Aujourd’hui, l’équidistance de la France dans les affaires intérieures du Sénégal semble rompue. L’Hexagone, visiblement, très prudente il y a quelques mois a résolument pris son courage à deux mains pour avancer dans la lumière crue. Le gouvernement Macron a laissé tomber les masques. Plus de masque pour les officiels français. En témoigne cette visite du chef du gouvernement Amadou Bâ en France à deux mois et demi de la présidentielle. Conscient de l’évidente inélégance des partenaires français, Amadou Bâ anticipe les critiques de l’opposition. « Le contexte électoral ne doit pas être un obstacle à la continuité de l’État s’est-il justifié dans une interview à la télévision publique, la RTS. Il est vital et impératif que le gouvernement puisse assurer la continuité de l’État. »
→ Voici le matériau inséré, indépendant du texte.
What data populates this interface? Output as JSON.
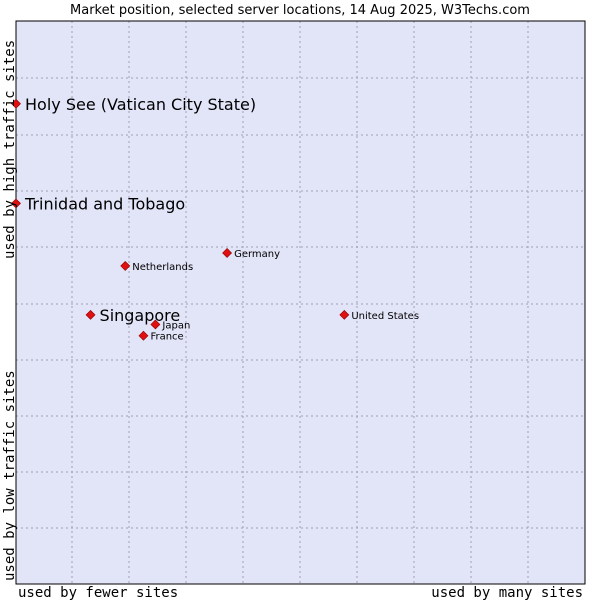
{
  "chart_data": {
    "type": "scatter",
    "title": "Market position, selected server locations, 14 Aug 2025, W3Techs.com",
    "xlabel_left": "used by fewer sites",
    "xlabel_right": "used by many sites",
    "ylabel_top": "used by high traffic sites",
    "ylabel_bottom": "used by low traffic sites",
    "xlim": [
      0,
      1
    ],
    "ylim": [
      0,
      1
    ],
    "grid": true,
    "colors": {
      "plot_bg": "#e2e4f8",
      "grid": "#a0a0b4",
      "point": "#e01010",
      "border": "#000000"
    },
    "points": [
      {
        "name": "Holy See (Vatican City State)",
        "x": 0.0,
        "y": 0.853,
        "emphasis": true
      },
      {
        "name": "Trinidad and Tobago",
        "x": 0.0,
        "y": 0.676,
        "emphasis": true
      },
      {
        "name": "Germany",
        "x": 0.371,
        "y": 0.588,
        "emphasis": false
      },
      {
        "name": "Netherlands",
        "x": 0.192,
        "y": 0.565,
        "emphasis": false
      },
      {
        "name": "Singapore",
        "x": 0.131,
        "y": 0.478,
        "emphasis": true
      },
      {
        "name": "United States",
        "x": 0.577,
        "y": 0.478,
        "emphasis": false
      },
      {
        "name": "Japan",
        "x": 0.245,
        "y": 0.461,
        "emphasis": false
      },
      {
        "name": "France",
        "x": 0.224,
        "y": 0.441,
        "emphasis": false
      }
    ]
  }
}
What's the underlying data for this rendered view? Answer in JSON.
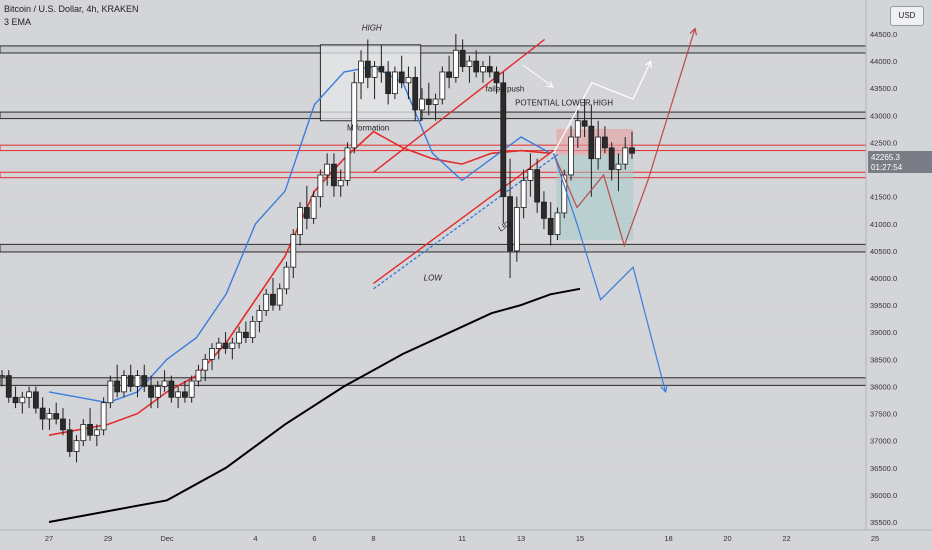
{
  "header": {
    "symbol_title": "Bitcoin / U.S. Dollar, 4h, KRAKEN",
    "indicator": "3 EMA",
    "currency_button": "USD"
  },
  "price_tag": {
    "value": "42265.3",
    "countdown": "01:27:54"
  },
  "colors": {
    "background": "#d4d5d8",
    "bullish": "#ffffff",
    "bearish": "#2b2b2b",
    "ema_fast": "#3b7ddd",
    "ema_mid": "#e32b2b",
    "ema_slow": "#000000",
    "zone_fill": "#c5c6ca",
    "price_tag": "#7a7d85"
  },
  "chart_data": {
    "type": "candlestick",
    "title": "",
    "ylim": [
      35500,
      44500
    ],
    "y_ticks": [
      35500,
      36000,
      36500,
      37000,
      37500,
      38000,
      38500,
      39000,
      39500,
      40000,
      40500,
      41000,
      41500,
      42000,
      42500,
      43000,
      43500,
      44000,
      44500
    ],
    "x_tick_labels": [
      {
        "label": "27",
        "day": 0
      },
      {
        "label": "29",
        "day": 2
      },
      {
        "label": "Dec",
        "day": 4
      },
      {
        "label": "4",
        "day": 7
      },
      {
        "label": "6",
        "day": 9
      },
      {
        "label": "8",
        "day": 11
      },
      {
        "label": "11",
        "day": 14
      },
      {
        "label": "13",
        "day": 16
      },
      {
        "label": "15",
        "day": 18
      },
      {
        "label": "18",
        "day": 21
      },
      {
        "label": "20",
        "day": 23
      },
      {
        "label": "22",
        "day": 25
      },
      {
        "label": "25",
        "day": 28
      }
    ],
    "horizontal_zones": [
      {
        "top": 44280,
        "bottom": 44150,
        "style": "gray"
      },
      {
        "top": 43060,
        "bottom": 42940,
        "style": "gray"
      },
      {
        "top": 42450,
        "bottom": 42350,
        "style": "red"
      },
      {
        "top": 41950,
        "bottom": 41850,
        "style": "red"
      },
      {
        "top": 40620,
        "bottom": 40480,
        "style": "gray"
      },
      {
        "top": 38160,
        "bottom": 38020,
        "style": "gray"
      }
    ],
    "range_box": {
      "day_start": 9.2,
      "day_end": 12.6,
      "top": 44300,
      "bottom": 42900
    },
    "channel": {
      "upper": [
        [
          11.0,
          41950
        ],
        [
          16.8,
          44400
        ]
      ],
      "lower": [
        [
          11.0,
          39900
        ],
        [
          17.1,
          42350
        ]
      ],
      "dashed": [
        [
          11.0,
          39800
        ],
        [
          17.3,
          42300
        ]
      ]
    },
    "candles": [
      [
        38.2,
        38.3,
        38.0,
        38.2
      ],
      [
        38.2,
        38.3,
        37.7,
        37.8
      ],
      [
        37.8,
        38.0,
        37.6,
        37.7
      ],
      [
        37.7,
        37.9,
        37.5,
        37.8
      ],
      [
        37.8,
        38.0,
        37.6,
        37.9
      ],
      [
        37.9,
        38.0,
        37.5,
        37.6
      ],
      [
        37.6,
        37.8,
        37.2,
        37.4
      ],
      [
        37.4,
        37.6,
        37.2,
        37.5
      ],
      [
        37.5,
        37.7,
        37.3,
        37.4
      ],
      [
        37.4,
        37.6,
        37.1,
        37.2
      ],
      [
        37.2,
        37.4,
        36.7,
        36.8
      ],
      [
        36.8,
        37.1,
        36.6,
        37.0
      ],
      [
        37.0,
        37.4,
        36.9,
        37.3
      ],
      [
        37.3,
        37.6,
        37.0,
        37.1
      ],
      [
        37.1,
        37.3,
        36.9,
        37.2
      ],
      [
        37.2,
        37.8,
        37.1,
        37.7
      ],
      [
        37.7,
        38.2,
        37.6,
        38.1
      ],
      [
        38.1,
        38.4,
        37.8,
        37.9
      ],
      [
        37.9,
        38.3,
        37.8,
        38.2
      ],
      [
        38.2,
        38.4,
        37.9,
        38.0
      ],
      [
        38.0,
        38.3,
        37.8,
        38.2
      ],
      [
        38.2,
        38.4,
        37.9,
        38.0
      ],
      [
        38.0,
        38.2,
        37.6,
        37.8
      ],
      [
        37.8,
        38.1,
        37.6,
        38.0
      ],
      [
        38.0,
        38.3,
        37.9,
        38.1
      ],
      [
        38.1,
        38.2,
        37.7,
        37.8
      ],
      [
        37.8,
        38.0,
        37.6,
        37.9
      ],
      [
        37.9,
        38.1,
        37.7,
        37.8
      ],
      [
        37.8,
        38.2,
        37.7,
        38.1
      ],
      [
        38.1,
        38.4,
        38.0,
        38.3
      ],
      [
        38.3,
        38.6,
        38.1,
        38.5
      ],
      [
        38.5,
        38.8,
        38.3,
        38.7
      ],
      [
        38.7,
        38.9,
        38.5,
        38.8
      ],
      [
        38.8,
        39.0,
        38.6,
        38.7
      ],
      [
        38.7,
        38.9,
        38.5,
        38.8
      ],
      [
        38.8,
        39.1,
        38.7,
        39.0
      ],
      [
        39.0,
        39.2,
        38.8,
        38.9
      ],
      [
        38.9,
        39.3,
        38.8,
        39.2
      ],
      [
        39.2,
        39.5,
        39.0,
        39.4
      ],
      [
        39.4,
        39.8,
        39.3,
        39.7
      ],
      [
        39.7,
        40.0,
        39.4,
        39.5
      ],
      [
        39.5,
        39.9,
        39.4,
        39.8
      ],
      [
        39.8,
        40.3,
        39.7,
        40.2
      ],
      [
        40.2,
        40.9,
        40.0,
        40.8
      ],
      [
        40.8,
        41.4,
        40.6,
        41.3
      ],
      [
        41.3,
        41.7,
        40.9,
        41.1
      ],
      [
        41.1,
        41.6,
        41.0,
        41.5
      ],
      [
        41.5,
        42.0,
        41.3,
        41.9
      ],
      [
        41.9,
        42.3,
        41.7,
        42.1
      ],
      [
        42.1,
        42.3,
        41.5,
        41.7
      ],
      [
        41.7,
        42.0,
        41.5,
        41.8
      ],
      [
        41.8,
        42.5,
        41.7,
        42.4
      ],
      [
        42.4,
        43.8,
        42.3,
        43.6
      ],
      [
        43.6,
        44.2,
        43.3,
        44.0
      ],
      [
        44.0,
        44.4,
        43.5,
        43.7
      ],
      [
        43.7,
        44.0,
        43.3,
        43.9
      ],
      [
        43.9,
        44.3,
        43.6,
        43.8
      ],
      [
        43.8,
        44.0,
        43.2,
        43.4
      ],
      [
        43.4,
        43.9,
        43.3,
        43.8
      ],
      [
        43.8,
        44.1,
        43.5,
        43.6
      ],
      [
        43.6,
        43.9,
        43.3,
        43.7
      ],
      [
        43.7,
        43.9,
        42.9,
        43.1
      ],
      [
        43.1,
        43.5,
        42.9,
        43.3
      ],
      [
        43.3,
        43.6,
        43.0,
        43.2
      ],
      [
        43.2,
        43.4,
        42.9,
        43.3
      ],
      [
        43.3,
        43.9,
        43.2,
        43.8
      ],
      [
        43.8,
        44.1,
        43.5,
        43.7
      ],
      [
        43.7,
        44.5,
        43.6,
        44.2
      ],
      [
        44.2,
        44.4,
        43.8,
        43.9
      ],
      [
        43.9,
        44.1,
        43.6,
        44.0
      ],
      [
        44.0,
        44.2,
        43.7,
        43.8
      ],
      [
        43.8,
        44.0,
        43.6,
        43.9
      ],
      [
        43.9,
        44.1,
        43.7,
        43.8
      ],
      [
        43.8,
        43.9,
        43.4,
        43.6
      ],
      [
        43.6,
        43.8,
        41.0,
        41.5
      ],
      [
        41.5,
        42.2,
        40.0,
        40.5
      ],
      [
        40.5,
        41.5,
        40.3,
        41.3
      ],
      [
        41.3,
        42.0,
        41.1,
        41.8
      ],
      [
        41.8,
        42.3,
        41.5,
        42.0
      ],
      [
        42.0,
        42.2,
        41.2,
        41.4
      ],
      [
        41.4,
        41.6,
        40.9,
        41.1
      ],
      [
        41.1,
        41.4,
        40.6,
        40.8
      ],
      [
        40.8,
        41.3,
        40.7,
        41.2
      ],
      [
        41.2,
        42.0,
        41.1,
        41.9
      ],
      [
        41.9,
        42.8,
        41.8,
        42.6
      ],
      [
        42.6,
        43.1,
        42.4,
        42.9
      ],
      [
        42.9,
        43.3,
        42.6,
        42.8
      ],
      [
        42.8,
        43.2,
        41.5,
        42.2
      ],
      [
        42.2,
        42.9,
        42.0,
        42.6
      ],
      [
        42.6,
        42.8,
        42.3,
        42.4
      ],
      [
        42.4,
        42.5,
        41.8,
        42.0
      ],
      [
        42.0,
        42.3,
        41.6,
        42.1
      ],
      [
        42.1,
        42.6,
        42.0,
        42.4
      ],
      [
        42.4,
        42.7,
        42.2,
        42.3
      ]
    ],
    "ema_fast": [
      [
        0,
        37.9
      ],
      [
        2,
        37.7
      ],
      [
        3,
        37.9
      ],
      [
        4,
        38.5
      ],
      [
        5,
        38.9
      ],
      [
        6,
        39.7
      ],
      [
        7,
        41.0
      ],
      [
        8,
        41.6
      ],
      [
        9,
        43.2
      ],
      [
        10,
        43.8
      ],
      [
        11,
        43.9
      ],
      [
        12,
        43.6
      ],
      [
        13,
        42.3
      ],
      [
        14,
        41.8
      ],
      [
        15,
        42.2
      ],
      [
        16,
        42.6
      ],
      [
        17,
        42.3
      ]
    ],
    "ema_mid": [
      [
        0,
        37.1
      ],
      [
        2,
        37.3
      ],
      [
        3,
        37.5
      ],
      [
        4,
        37.9
      ],
      [
        5,
        38.2
      ],
      [
        6,
        38.8
      ],
      [
        7,
        39.6
      ],
      [
        8,
        40.4
      ],
      [
        9,
        41.6
      ],
      [
        10,
        42.2
      ],
      [
        11,
        42.7
      ],
      [
        12,
        42.4
      ],
      [
        13,
        42.2
      ],
      [
        14,
        42.1
      ],
      [
        15,
        42.3
      ],
      [
        16,
        42.35
      ],
      [
        17,
        42.3
      ]
    ],
    "ema_slow": [
      [
        0,
        35.5
      ],
      [
        4,
        35.9
      ],
      [
        6,
        36.5
      ],
      [
        8,
        37.3
      ],
      [
        10,
        38.0
      ],
      [
        12,
        38.6
      ],
      [
        14,
        39.1
      ],
      [
        15,
        39.35
      ],
      [
        16,
        39.5
      ],
      [
        17,
        39.7
      ],
      [
        18,
        39.8
      ]
    ],
    "scenario_paths": [
      {
        "color": "#ffffff",
        "points": [
          [
            17.1,
            42.3
          ],
          [
            18.4,
            43.6
          ],
          [
            19.8,
            43.3
          ],
          [
            20.4,
            44.0
          ]
        ]
      },
      {
        "color": "#b84b4b",
        "points": [
          [
            17.1,
            42.3
          ],
          [
            17.9,
            41.3
          ],
          [
            18.8,
            41.9
          ],
          [
            19.5,
            40.6
          ],
          [
            20.3,
            41.8
          ],
          [
            21.9,
            44.6
          ]
        ]
      },
      {
        "color": "#3b7ddd",
        "points": [
          [
            17.1,
            42.3
          ],
          [
            17.9,
            41.0
          ],
          [
            18.7,
            39.6
          ],
          [
            19.8,
            40.2
          ],
          [
            20.9,
            37.9
          ]
        ]
      }
    ],
    "position_box": {
      "day_start": 17.2,
      "day_end": 19.8,
      "stop_top": 42750,
      "entry": 42265,
      "target_bottom": 40700
    },
    "annotations": [
      {
        "text": "HIGH",
        "day": 10.6,
        "price": 44560
      },
      {
        "text": "M formation",
        "day": 10.1,
        "price": 42720
      },
      {
        "text": "failed push",
        "day": 14.8,
        "price": 43440
      },
      {
        "text": "POTENTIAL LOWER HIGH",
        "day": 15.8,
        "price": 43180
      },
      {
        "text": "LOW",
        "day": 12.7,
        "price": 39950
      },
      {
        "text": "LIQ",
        "day": 15.3,
        "price": 40850
      }
    ]
  }
}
Il n’empêche, l’opposition, en premier Mimi Touré, est montée au créneau pour s’en prendre à cette hospitalité si suspecte. « Je déplore cette confusion de genre diplomatiquement inopportune. Nos partenaires […] se doivent de pratiquer une totale équidistance entre tous les candidats » à la prochaine élection présidentielle, a déclaré Aminata Touré, ancienne Première ministre désormais dans les rangs de l’opposition et elle-même dans la course à la magistrature suprême. Un autre candidat de l’opposition, Cheikh Tidiane Dièye, proche de Pastef et candidat à la présidentielle a annoncé sur sa page Facebook que « chacun de actes [d’Amadou Ba] est purement politique » alors que le Premier ministre vient de terminer une tournée économique aux allures de précampagne à travers le territoire sénégalais.
Au cours de sa visite en France, Amadou Bâ à qui on a déroulé le tapis rouge a eu une séance de travail de grande envergure. Le PM sénégalais s’est entretenu avec Bruno Le Maire, ministre français de l’Économie des Finances et de la Souveraineté Industrielle et Numérique. Une réunion à laquelle ont pris part le ministre des Finances et du Budget, Mamadou Moustapha Bâ, celui des Infrastructures, des Transports terrestres et du Désenclavement, Mansour Faye, ainsi que chef du département de l’Économie, du Plan et de la Coopération, Doudou Kâ.